The question in the title may sound trivial, so I better explain with some code what I want to do...
In C++11 I can do this:
#include <iostream>
namespace X {
enum class FOO { A,B };
}
template <typename T> void foo(T t) {
if (t == T::A) { std::cout << "A"; }
}
int main() {
foo(X::FOO::A);
}
The important point here is that the template foo does not need to know in what namespace the enum is declared. I could as well call foo(Y::FOO::B) (provided there is a enum class called FOO in namespace Y having members A and B).
Now the question is: How to get the same with plain old enums (and only C++98 stuff)?
This works:
#include <iostream>
namespace X {
enum FOO { A,B };
}
template <typename T> void foo(T t) {
if (t == X::A) { std::cout << "A"; }
}
int main() {
foo(X::A);
}
but only because foo knows in what namespace the enum is declared. And it wont work for a Y::FOO::B ! (In C++11 it also works if I replace the line with if (t == T::A) ..., even with a plain enum)

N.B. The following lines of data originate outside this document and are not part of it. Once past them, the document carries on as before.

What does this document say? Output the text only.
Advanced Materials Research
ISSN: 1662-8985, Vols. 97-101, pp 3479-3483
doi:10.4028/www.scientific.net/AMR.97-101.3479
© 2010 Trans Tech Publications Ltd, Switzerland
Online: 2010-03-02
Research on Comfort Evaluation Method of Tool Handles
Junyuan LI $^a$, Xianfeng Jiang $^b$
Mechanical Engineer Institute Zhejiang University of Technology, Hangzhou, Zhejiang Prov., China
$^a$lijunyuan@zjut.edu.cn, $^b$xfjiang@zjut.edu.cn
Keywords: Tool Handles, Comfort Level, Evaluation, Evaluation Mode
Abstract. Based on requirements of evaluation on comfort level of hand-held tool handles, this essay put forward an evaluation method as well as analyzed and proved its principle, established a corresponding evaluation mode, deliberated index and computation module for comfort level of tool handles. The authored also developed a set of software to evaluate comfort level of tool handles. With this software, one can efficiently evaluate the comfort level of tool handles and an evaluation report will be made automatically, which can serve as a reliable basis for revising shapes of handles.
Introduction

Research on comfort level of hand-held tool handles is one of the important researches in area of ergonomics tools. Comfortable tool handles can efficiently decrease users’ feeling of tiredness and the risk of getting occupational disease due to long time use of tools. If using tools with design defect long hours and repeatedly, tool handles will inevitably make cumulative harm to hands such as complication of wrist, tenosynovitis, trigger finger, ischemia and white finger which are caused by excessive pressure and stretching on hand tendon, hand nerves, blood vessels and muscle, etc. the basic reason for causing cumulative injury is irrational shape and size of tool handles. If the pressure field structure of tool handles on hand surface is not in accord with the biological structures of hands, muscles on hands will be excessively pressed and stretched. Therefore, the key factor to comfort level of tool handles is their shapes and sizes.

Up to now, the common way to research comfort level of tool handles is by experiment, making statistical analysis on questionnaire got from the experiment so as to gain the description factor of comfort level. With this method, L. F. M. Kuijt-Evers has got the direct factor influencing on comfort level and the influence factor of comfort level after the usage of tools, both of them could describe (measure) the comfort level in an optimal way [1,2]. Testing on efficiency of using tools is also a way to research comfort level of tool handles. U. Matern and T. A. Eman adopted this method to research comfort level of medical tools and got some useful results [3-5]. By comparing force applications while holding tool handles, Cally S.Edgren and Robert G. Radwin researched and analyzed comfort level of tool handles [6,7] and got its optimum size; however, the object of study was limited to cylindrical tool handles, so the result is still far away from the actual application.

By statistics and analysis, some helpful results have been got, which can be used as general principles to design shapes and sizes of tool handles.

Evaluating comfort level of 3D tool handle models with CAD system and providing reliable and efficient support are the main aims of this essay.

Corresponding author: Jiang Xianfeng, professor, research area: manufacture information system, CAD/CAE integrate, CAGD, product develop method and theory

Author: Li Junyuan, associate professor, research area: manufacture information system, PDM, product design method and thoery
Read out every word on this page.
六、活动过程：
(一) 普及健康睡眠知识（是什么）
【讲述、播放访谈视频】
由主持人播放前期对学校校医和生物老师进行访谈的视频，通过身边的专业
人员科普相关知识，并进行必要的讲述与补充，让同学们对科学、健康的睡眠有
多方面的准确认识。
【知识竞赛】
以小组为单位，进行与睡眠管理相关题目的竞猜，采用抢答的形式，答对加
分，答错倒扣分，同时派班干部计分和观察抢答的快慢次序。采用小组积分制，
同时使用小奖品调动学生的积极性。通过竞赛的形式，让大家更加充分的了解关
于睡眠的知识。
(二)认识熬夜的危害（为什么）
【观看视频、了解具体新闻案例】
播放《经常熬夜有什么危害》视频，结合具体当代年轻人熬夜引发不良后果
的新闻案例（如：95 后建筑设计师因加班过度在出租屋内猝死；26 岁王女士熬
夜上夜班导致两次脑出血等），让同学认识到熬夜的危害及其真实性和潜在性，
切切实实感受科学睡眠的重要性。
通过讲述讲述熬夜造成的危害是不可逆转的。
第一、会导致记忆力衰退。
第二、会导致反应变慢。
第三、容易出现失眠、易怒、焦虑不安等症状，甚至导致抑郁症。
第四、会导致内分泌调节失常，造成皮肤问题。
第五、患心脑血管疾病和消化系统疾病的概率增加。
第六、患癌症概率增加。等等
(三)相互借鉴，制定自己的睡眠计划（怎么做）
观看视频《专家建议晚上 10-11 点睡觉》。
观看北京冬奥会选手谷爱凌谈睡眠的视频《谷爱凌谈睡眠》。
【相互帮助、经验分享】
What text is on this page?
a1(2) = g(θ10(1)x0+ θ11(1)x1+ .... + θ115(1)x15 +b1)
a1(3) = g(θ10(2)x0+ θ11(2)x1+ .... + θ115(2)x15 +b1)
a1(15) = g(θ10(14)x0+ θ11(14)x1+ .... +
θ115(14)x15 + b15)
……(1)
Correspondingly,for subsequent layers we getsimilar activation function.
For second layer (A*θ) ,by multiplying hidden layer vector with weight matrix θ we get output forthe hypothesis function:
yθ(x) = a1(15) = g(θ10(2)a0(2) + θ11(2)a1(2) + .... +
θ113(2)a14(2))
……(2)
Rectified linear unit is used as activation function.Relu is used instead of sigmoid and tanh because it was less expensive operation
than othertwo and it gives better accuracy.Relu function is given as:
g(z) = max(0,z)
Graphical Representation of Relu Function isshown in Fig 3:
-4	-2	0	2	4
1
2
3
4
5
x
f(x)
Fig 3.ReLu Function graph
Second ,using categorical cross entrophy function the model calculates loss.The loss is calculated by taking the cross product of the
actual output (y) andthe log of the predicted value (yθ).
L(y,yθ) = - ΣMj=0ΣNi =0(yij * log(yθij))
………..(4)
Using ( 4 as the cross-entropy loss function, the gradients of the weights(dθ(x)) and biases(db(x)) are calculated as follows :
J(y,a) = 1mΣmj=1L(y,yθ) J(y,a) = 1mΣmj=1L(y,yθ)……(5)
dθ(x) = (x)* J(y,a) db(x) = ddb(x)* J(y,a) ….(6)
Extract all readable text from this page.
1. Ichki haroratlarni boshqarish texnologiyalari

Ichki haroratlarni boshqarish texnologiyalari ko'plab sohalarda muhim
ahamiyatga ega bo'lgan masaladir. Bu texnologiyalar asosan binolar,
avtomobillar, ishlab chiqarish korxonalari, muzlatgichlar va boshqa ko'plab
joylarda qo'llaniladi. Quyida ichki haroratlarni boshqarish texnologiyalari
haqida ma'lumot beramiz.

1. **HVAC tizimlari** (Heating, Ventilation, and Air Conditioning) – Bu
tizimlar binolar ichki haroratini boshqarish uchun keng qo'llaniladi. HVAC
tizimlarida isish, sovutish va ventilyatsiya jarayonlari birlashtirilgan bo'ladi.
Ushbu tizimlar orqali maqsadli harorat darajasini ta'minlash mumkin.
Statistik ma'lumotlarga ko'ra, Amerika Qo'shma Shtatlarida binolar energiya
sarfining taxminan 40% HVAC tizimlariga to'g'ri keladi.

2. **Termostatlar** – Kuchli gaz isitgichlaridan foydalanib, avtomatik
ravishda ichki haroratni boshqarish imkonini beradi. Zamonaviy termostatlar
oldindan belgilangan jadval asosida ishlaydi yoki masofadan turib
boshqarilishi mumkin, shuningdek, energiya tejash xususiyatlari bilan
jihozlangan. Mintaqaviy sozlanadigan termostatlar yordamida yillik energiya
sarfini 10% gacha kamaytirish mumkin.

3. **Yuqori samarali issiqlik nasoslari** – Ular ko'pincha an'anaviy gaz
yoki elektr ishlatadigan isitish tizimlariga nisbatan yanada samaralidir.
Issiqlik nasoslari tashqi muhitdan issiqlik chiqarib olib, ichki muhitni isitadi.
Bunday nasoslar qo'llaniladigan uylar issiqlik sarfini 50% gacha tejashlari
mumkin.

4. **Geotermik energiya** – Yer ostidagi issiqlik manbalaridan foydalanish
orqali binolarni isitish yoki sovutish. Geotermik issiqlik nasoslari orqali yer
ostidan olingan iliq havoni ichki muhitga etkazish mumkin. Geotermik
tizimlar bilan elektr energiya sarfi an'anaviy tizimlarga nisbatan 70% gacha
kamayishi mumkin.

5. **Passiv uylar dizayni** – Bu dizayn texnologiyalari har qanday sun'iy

Is there a way to get this working in C++98/03 without refering to X in the template explicitly?
For the sake of completeness, in C++98, this
template <typename T> void foo(T t) {
if (t == T::A) { std::cout << "A"; }
}
results in
error: ‘A’ is not a member of ‘X::FOO’
PS: I am not allowed to change the enum and the template has to live in a different namespace than the enum.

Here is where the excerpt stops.